The Business Council OPPOSES S.3120/A.6175 which would amend the Civil Service Law to require the New York Power Authority (NYPA) and its employees to submit all unresolvable contract negotiations to binding arbitration. Specific concerns include the following:
- The current State Taylor Law impasse procedures used by the NYPA have worked well to protect the interests of both public employers and employees;
- Recently reported binding arbitration awards have resulted in undue and unexpected financial hardship for public employers;
- Public employers presently subject to binding arbitration are counties, cities, towns and villages, which have the power to raise taxes to fund binding arbitration awards.

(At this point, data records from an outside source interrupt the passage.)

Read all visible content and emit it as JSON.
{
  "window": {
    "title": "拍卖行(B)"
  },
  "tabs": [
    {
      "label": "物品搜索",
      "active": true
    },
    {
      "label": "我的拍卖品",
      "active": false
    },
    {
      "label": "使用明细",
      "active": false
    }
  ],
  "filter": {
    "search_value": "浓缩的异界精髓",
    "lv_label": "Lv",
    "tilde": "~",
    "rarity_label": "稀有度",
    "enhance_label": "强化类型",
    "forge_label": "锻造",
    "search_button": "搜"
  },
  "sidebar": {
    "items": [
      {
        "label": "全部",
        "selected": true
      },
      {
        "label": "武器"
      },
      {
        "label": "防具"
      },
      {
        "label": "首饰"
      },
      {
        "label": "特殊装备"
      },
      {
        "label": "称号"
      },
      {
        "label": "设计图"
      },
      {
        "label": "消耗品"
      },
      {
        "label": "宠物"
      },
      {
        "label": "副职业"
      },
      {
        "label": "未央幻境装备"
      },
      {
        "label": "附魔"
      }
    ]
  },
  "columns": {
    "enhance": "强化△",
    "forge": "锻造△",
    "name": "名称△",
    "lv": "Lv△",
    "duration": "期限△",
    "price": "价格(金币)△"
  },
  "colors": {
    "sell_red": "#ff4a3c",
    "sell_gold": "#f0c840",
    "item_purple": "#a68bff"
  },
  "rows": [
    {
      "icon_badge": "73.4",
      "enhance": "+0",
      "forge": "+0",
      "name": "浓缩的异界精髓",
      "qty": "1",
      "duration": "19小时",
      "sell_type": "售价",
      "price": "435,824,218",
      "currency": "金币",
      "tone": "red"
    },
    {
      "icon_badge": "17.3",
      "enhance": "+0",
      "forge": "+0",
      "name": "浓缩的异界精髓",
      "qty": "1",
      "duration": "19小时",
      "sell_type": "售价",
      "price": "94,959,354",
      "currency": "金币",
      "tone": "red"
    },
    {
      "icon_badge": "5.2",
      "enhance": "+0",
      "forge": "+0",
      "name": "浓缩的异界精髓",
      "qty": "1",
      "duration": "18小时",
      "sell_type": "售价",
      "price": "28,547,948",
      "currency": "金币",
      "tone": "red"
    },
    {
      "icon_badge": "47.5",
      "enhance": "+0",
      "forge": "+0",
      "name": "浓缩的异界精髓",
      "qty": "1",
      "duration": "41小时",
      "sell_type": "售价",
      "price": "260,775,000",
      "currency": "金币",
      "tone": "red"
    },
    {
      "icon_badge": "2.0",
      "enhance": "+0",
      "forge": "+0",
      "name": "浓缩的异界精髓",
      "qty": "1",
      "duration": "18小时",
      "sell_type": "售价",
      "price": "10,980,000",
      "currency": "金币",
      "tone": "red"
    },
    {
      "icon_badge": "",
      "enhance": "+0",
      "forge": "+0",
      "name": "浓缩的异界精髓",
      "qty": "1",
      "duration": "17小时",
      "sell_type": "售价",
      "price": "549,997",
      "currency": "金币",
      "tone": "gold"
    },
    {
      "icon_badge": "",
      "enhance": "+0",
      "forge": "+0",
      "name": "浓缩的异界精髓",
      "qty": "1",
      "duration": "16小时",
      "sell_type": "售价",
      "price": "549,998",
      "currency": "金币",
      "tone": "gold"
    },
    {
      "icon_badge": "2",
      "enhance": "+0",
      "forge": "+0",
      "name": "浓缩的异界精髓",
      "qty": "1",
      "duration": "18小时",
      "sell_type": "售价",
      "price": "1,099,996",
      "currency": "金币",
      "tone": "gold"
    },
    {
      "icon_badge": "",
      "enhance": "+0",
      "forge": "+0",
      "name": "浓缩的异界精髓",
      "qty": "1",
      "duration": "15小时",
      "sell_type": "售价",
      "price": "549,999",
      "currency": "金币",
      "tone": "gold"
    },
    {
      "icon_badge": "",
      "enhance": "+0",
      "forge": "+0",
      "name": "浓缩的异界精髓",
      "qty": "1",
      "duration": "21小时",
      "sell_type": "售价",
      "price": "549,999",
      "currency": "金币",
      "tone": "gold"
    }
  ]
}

NYPA does not have any power of taxation;
- Existing law provides little recourse for a public employer to challenge an arbitrator’s award;
- Incentives to voluntarily settle contracts would be considerably reduced by this law as bargaining units would perceive themselves in a better position to achieve their objectives through an arbitrator’s award rather than as the result of voluntary settlement;
- The Courts have noted the significant public policy concerns presented by binding arbitration including that it “contravenes public policy, both by compelling a public entity, which has broad responsibilities to the entire population of the State, to be bound forever to non-mandatory subjects of bargaining, i.e. interest arbitration, and by encumbering its ability to negotiate an entirely new collective bargaining agreement which reflects the changing requirements and mandates of the public interest.” Matter of Niagara Frontier Tr. Metro Sys., Inc. v. Amalgamated Tr. Union Local Union 1342, 103 A.D. 3d 1146 (4th Dept. 2013).
- Similar legislation for NFTA Police Officers and Aircraft Rescue Firefighters has been vetoed ten times since 1998.
For these reasons, The Business Council strongly OPPOSES the passage of S.3120/A.6175.